В детском доме он пробыл около семи месяцев, после чего его нашли чудесные родители и решили усыновить. Они увезли его в столицу, дали ему дом, уют, заботу, но в своей небольшой московской квартире почему-то не прописывали. В нем оставалось все, что он пережил раньше. Все беды словно висели над его головой. В школе он вел себя в целом неплохо, но случались и разные случаи насилия с его стороны. Он любил оскорблять младших сверстников и иногда задирался, но родителей это почти не волновало. Отец в его новой семье говорил, что «для мальца это нормально», нужно уметь за себя постоять. А мама была занята своей работой и лишь поверхностно занималась Максимом. Иногда они выезжали на природу, отдыхали где-то вместе, но с каждым разом всем троим становилось понятно, разговоры не клеились: разговаривать им было не о чем.

Тогда, расспросив знакомых, отец нашел один лагерь, куда можно было отправлять ребенка на целых три недели. Это стоило не слишком больших денег, но и по отзывам место было неплохое. Посоветовавшись, приемные родители решили, что ребенка надо социализировать, правда, они не знали, что социализация Максима уже прошла, годами раньше, на младших детях. Два взрослых человека немного устали от вечной заботы об их сыне, который так холодно на все реагировал. Они были рады, что могут хоть как-то угодить сыну, осознав, что ему нравится в лагере. Его стали отправлять туда каждое лето и на несколько смен подряд, где он нашел себе компанию.

Понимая жизнь получше сверстников из-за всего, что он пережил, Дроган там был в роли закулисного лидера. Ему это очень нравилось. Своей хитростью, полученной за годы не самого хорошего опыта, он видел многое, что не видели вокруг другие дети. Компания собралась из таких же ребят, один из них был сыном наркомана, у другого отец сидел и так далее. Познакомившись, эта группа ребят ничем полезным не занималась. В основном они бегали курить и пытались привлечь внимание новеньких девчонок своим странным поведением, но спустя какое-то время уже старались заслужить себе авторитет на правах старших среди вожатых и остальных детей. Лагерь «Сверчок» был для Макса своего рода волшебной пилюлей, от которой он на время забывал все, что было до этого. Он и о возврате в Москву не думал. Лагерь играл важную роль в его жизни, как ни странно, социализация подростка так или иначе продолжалась. К моменту встречи с друзьями ему было уже шестнадцать лет. Шарлиеву с Джоном же было по четырнадцать. В их возрасте этот срок играет роль. Этим Максим и любил пользоваться. Он примерно знал желания его сверстников и играл на этом: он хотел видеть людей насквозь.

Глава II

Часть 1

Август 2009

После покраски забора ребята мирно спали в номере уже не первый час из-за сильного солнца, разморившего их. Вечер приближался. Дверь в номер неслышно открылась. Вошла Кристина и села на кровати у Джона, незаметно прокравшись. Она мирно листала какой-то свой журнал, достав его из рюкзака, надушившись сладкими цветочными духами, чтобы перебить запах сигарет. Ей определенно нравился Джон. Он был наивен, но обладал особенным обаянием. Девочка уже и не скрывала этого особо, лишь жаждала идеального момента, когда сможет это как-то красиво показать.

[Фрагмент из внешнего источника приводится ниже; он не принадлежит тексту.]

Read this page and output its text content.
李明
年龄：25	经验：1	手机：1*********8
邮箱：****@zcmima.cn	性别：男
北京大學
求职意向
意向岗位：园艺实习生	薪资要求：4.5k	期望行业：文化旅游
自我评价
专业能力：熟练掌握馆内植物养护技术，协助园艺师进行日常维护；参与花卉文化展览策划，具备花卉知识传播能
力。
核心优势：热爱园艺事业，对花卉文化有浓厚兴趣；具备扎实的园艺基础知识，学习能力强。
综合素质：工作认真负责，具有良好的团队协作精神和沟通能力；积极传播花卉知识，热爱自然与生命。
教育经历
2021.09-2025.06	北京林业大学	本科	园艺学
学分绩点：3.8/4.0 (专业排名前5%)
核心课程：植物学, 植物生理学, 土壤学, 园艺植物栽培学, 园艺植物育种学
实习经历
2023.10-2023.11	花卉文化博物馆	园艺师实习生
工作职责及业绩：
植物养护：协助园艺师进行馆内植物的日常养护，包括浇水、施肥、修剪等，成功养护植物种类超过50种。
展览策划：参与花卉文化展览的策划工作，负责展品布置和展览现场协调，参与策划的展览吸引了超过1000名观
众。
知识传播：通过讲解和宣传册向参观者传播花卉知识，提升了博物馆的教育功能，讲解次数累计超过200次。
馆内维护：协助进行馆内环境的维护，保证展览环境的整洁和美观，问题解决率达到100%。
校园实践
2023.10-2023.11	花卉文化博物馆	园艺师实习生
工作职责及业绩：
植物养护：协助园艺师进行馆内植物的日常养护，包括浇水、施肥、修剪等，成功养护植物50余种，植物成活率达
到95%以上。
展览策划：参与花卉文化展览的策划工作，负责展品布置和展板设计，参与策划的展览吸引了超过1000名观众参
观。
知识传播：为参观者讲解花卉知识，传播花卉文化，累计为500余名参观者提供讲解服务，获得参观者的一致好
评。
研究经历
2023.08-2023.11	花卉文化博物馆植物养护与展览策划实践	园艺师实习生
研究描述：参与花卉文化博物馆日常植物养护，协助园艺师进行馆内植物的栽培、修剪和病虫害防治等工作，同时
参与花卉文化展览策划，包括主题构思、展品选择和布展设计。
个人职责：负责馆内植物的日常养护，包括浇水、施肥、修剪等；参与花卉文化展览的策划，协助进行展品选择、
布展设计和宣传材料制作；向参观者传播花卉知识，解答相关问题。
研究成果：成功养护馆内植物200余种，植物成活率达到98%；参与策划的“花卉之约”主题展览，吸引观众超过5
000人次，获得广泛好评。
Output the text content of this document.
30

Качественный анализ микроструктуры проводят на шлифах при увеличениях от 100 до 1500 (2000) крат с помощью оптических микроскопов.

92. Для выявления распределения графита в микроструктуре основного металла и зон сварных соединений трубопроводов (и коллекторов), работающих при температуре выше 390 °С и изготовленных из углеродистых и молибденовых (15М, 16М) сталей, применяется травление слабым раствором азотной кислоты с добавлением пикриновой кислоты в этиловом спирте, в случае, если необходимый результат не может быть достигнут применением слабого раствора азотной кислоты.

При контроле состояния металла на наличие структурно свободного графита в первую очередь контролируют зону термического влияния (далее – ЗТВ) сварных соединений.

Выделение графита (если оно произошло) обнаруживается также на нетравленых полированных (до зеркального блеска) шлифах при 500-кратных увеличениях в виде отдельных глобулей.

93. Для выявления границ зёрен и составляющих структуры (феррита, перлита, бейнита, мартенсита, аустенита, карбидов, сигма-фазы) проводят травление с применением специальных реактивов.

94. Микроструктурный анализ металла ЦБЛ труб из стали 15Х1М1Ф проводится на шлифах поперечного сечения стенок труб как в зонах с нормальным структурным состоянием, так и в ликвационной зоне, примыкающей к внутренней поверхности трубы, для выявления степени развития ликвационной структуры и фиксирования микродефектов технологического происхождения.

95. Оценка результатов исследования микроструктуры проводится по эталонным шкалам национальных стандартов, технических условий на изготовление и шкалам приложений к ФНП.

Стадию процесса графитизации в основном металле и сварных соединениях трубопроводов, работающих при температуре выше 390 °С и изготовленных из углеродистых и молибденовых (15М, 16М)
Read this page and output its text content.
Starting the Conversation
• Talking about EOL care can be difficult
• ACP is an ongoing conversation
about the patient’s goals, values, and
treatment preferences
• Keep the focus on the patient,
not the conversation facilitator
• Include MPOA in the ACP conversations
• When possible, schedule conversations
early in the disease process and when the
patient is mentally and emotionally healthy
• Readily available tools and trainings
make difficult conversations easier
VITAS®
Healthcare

– Проспали ужин, как вы же так, мальчики? – эффектно разбудила обоих Кристина с ухмылкой на лице.

– Сколько это мы спали? – спросил Джон, свесившись с кровати и потянувшись, словно кот.

– Ну, вообще-то там все в поход вовсю собираются… А что у вас двоих зеленое на лице? – спросила девушка.

– Уф! Надо бежать, – вскочил Джон. – Я в душ!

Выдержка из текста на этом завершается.